Keikutsertaan dalam rangkaian HUT ke-46 Dekranas yang digelar di Trans Studio Mall Makassar pada 9–12 Juli 2026 itu akan dikemas melalui Paviliun Jawa Tengah. Paviliun tersebut menjadi sentra promosi produk dari 35 kabupaten/kota dengan melibatkan dukungan Bank Indonesia, Bank Jateng, serta 10 Dekranasda daerah.
Ketua Dekranasda Jawa Tengah, Nawal Arafah Yasin mengatakan expo tersebut menjadi peluang besar bagi pelaku UMKM dan pengrajin untuk memperluas akses pasar. Sejumlah produk unggulan seperti batik khas Sragen, bordir Kudus, hingga sepatu rajut asal Magelang telah melalui proses kurasi untuk ditampilkan di Makassar.
“Potensi-potensi ini kita kurasi. Yang belum terakomodir tadi juga saya minta untuk diakomodir,” katanya saat rapat kepengurusan Dekranasda di Kantor Gubernur Jateng, Jumat 22 Mei 2026.

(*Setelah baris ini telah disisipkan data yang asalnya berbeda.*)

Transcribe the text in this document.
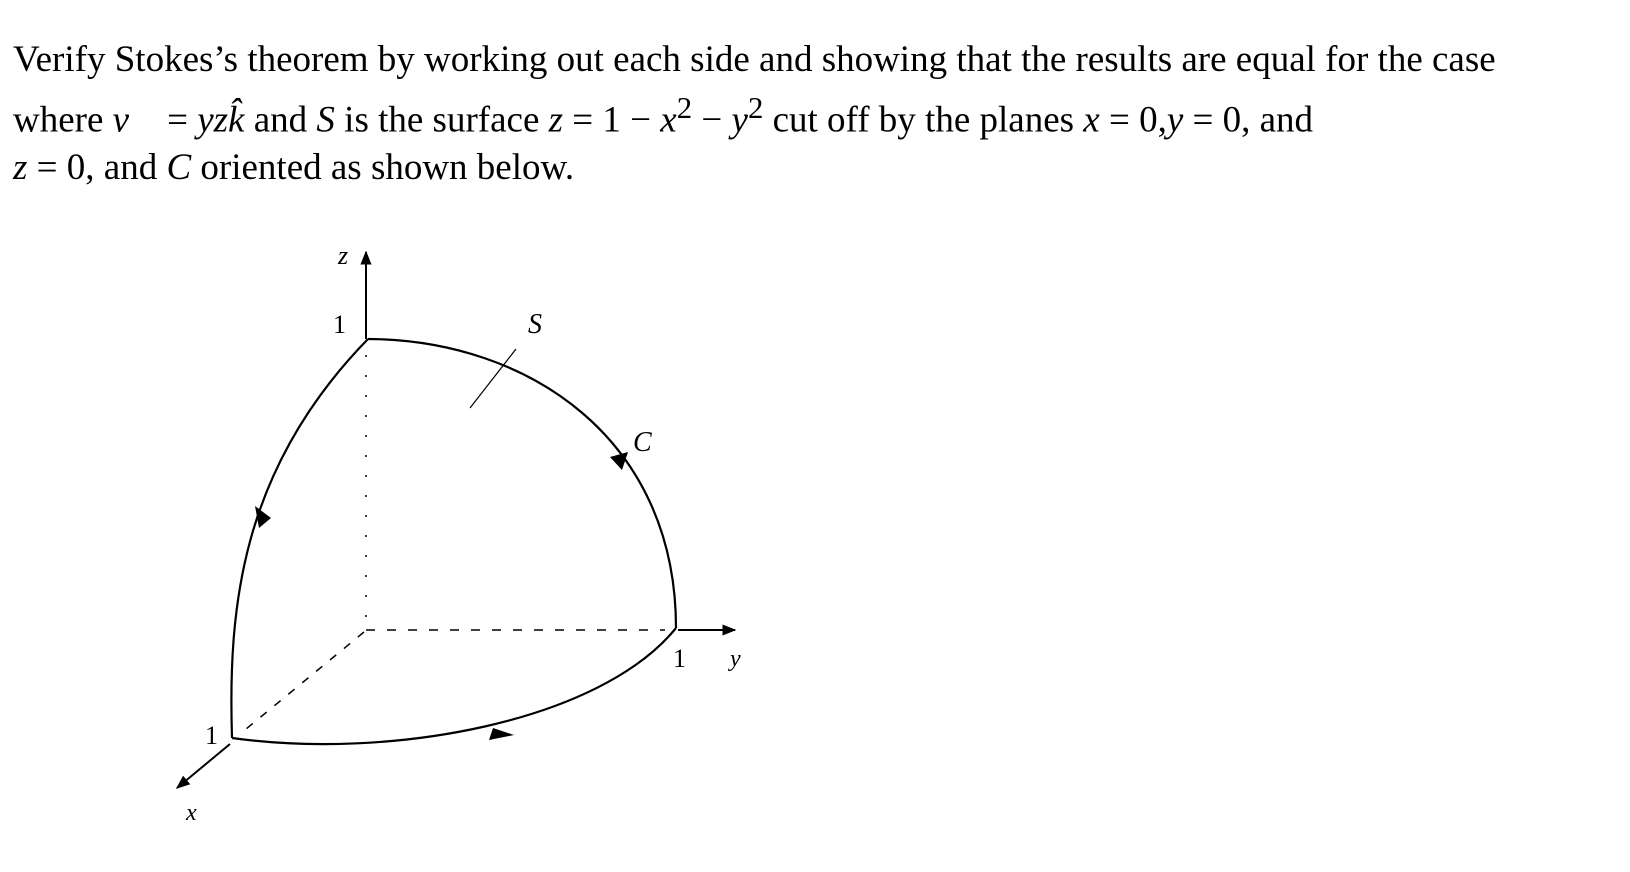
Verify Stokes’s theorem by working out each side and showing that the results are equal for the case
where v⃗ = yzk̂ and S is the surface $z = 1 - x^2 - y^2$ cut off by the planes x = 0,y = 0, and
z = 0, and C oriented as shown below.

z
y
x
1
1
1
S
C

Menurut Nawal, keikutsertaan dalam expo tidak sekadar mengejar penjualan selama pameran berlangsung. Ajang tersebut diharapkan mampu membuka peluang kerja sama jangka panjang dan memperluas jaringan pemasaran produk unggulan Jawa Tengah.
Meski demikian, ia mengingatkan tantangan yang kerap dihadapi pelaku usaha setelah permintaan meningkat, yakni menjaga kualitas dan kapasitas produksi. Pendampingan pascaexpo dinilai penting agar pengrajin mampu memenuhi kebutuhan pasar tanpa mengurangi mutu produk.
Dekranasda Jawa Tengah bersama Bank Indonesia juga akan melakukan monitoring terhadap transaksi dan tindak lanjut hubungan dengan pembeli. Upaya ini dilakukan untuk mendorong terciptanya pelanggan tetap bagi para pengrajin dan pelaku UMKM.
Berkaca dari pengalaman sebelumnya, daya beli masyarakat di ajang Dekranas Expo cukup tinggi sehingga produk UMKM Jawa Tengah kerap habis terjual. Pada penyelenggaraan serupa tahun 2025, total transaksi penjualan bahkan mencapai Rp926,7 juta.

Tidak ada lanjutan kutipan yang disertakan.